Yeme bozukluğu olan hastaların kalp ve damar sisteminde sorunlar oluşur. Tansiyonları genel anlamda düşük olur ve bazılarında düzensizlik söz konusudur. Bu sorunda ani kalp durmasına neden olabilir. Hastaların sindirim sistemini kapsayan organlarının çoğunda sorun oluşur. Sürekli kusma nedeni ile yemek borusunda aşınma söz konusudur. Hastalar aynı zamanda sürekli müshil kullandıkları için bağırsak hareketlerinde yani bağırsaklarının işleyiş düzeninde sorun vardır. Hastaların çoğu adet olamamaktadır. Bunun nedeni ise hormonlarında oluşan sorunlardır. Yeteri kadar beslenememe sonucunda ise kemiklerde erime ve hemen kırılma gözlemlenmektedir. Aynı şekilde dişlerde geri dönülemez çürükler oluşabilir. Hastalarda kansızlık oluşur ve buna bağlı olarak sürekli hasta olabilmektedir. Yeme bozukluğu sorunu yaşayan bir yakınınız veya tanıdığınız varsa en kısa sürede psikiyatrik yardım almalıdır. Çünkü her geçen zaman aleyhedir. Bu nedenle de bir an önce doktora başvurulmalıdır. Hastalık kronikleşirse müdahale güçleşir bunun sonu ölüm bile olabilmektedir.

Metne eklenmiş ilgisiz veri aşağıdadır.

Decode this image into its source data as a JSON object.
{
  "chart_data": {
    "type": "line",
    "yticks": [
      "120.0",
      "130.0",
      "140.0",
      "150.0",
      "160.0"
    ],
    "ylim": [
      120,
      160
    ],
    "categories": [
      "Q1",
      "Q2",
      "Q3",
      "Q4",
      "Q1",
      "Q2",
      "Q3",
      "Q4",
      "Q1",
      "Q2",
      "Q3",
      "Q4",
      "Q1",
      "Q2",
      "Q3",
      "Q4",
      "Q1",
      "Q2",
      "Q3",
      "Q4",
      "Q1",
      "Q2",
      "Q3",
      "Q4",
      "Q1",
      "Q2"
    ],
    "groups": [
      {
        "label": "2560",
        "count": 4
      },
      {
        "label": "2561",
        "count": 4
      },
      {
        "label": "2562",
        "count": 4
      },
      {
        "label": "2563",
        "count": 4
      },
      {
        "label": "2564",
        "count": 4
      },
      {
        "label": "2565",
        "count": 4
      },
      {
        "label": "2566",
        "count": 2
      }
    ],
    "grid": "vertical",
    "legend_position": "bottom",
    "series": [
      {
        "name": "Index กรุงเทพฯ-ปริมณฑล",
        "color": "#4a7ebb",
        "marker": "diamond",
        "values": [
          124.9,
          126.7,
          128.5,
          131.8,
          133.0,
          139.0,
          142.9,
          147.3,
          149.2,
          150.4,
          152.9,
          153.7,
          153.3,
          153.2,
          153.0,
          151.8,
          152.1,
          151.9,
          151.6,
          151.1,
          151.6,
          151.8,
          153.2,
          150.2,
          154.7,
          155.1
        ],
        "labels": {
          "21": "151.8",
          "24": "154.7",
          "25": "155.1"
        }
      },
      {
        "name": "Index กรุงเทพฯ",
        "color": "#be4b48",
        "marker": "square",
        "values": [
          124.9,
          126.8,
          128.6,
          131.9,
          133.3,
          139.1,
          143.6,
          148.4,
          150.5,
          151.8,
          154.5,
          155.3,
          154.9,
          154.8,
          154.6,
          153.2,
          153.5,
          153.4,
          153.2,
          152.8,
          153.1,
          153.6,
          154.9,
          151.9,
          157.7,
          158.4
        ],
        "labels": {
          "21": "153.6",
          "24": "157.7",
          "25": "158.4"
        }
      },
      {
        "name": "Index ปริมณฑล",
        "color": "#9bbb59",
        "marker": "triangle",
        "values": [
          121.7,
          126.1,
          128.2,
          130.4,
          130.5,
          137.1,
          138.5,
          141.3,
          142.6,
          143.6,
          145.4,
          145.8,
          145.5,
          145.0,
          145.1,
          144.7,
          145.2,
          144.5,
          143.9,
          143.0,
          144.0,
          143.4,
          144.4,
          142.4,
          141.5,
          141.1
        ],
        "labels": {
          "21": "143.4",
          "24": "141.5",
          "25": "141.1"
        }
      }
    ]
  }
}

Yeme Bozukluklarında Tedavi Uygulaması Nasıl Olur?
Öncelikle hastanın psikiyatrik yardım alması için ikna edilmesi gerekilmektedir. Bunun yanı sıra hasta adet görmediği için kadın doğum uzmanıyla ve diğer alan doktorları ile iletişimde tutulmaktadır. Çünkü bu komplike hastalara neden olmuştur. Psikoterapi kesinlikle uygulanmalıdır. Bu uygulama sırasında ailenin tedaviye dahil olması gerekmektedir. Öncelikle olarak tedaviyi kabul etmeyen hastanın tedavinin gerekli olduğuna inandırılması gerekmektedir. Tedavi dönemi içerisinde ilaç kullanımı az miktarda yapılmaktadır. Asıl önemli olan psikoterapidir. Eğer ilaç kullanılacaksa ilaçlar psikiyatr tarafından verilmektedir. Eğer hastalık diğer vücut organlarını olumsuz etkilemişse branş doktoru tarafından ilaçlar verilmektedir. Tedavi şekilleri bazen hastanede yatarak sürdürülmek zorundadır. Çünkü bazı hastaların durumu kronikleşmiş olabilir. Hastalar kilo anlamında aşırı bir kayıp yaşıyorsa, kusma artık istem dışı gerçekleşiyorsa ve hastanın başka bir psikiyatr sorunu varsa muhakkak yatış işlemi yapılır. Bu süreç içerisinde hasta psikiyatrın kontrolü altındadır. Hastanın durumunda iyileşme görüldüğünde hasta gözlemden kliniğe çıkartılır. Burada diğer fiziksel sorunları için branş hekimleri ile de çalışmalar başlamaktadır. Tedavinin bitimi hastanın gelişimine bağlıdır. Aynı zamanda hastanın hastaneden çıkıp evde tedaviye devam etmensinin şartları arasında hastanın normal kilosuna yaklaşması, doğru beslenmenin nasıl olacağını kavraması ve yaşamış olduğu diğer biyolojik sorunların ortadan kalması gerekmektedir. Tedavi evde de devam eder. Hasta hastaneden çıkartıldığında da psikoterapisine ve grup terapilerine uzun bir süre daha devam etmek zorundadır.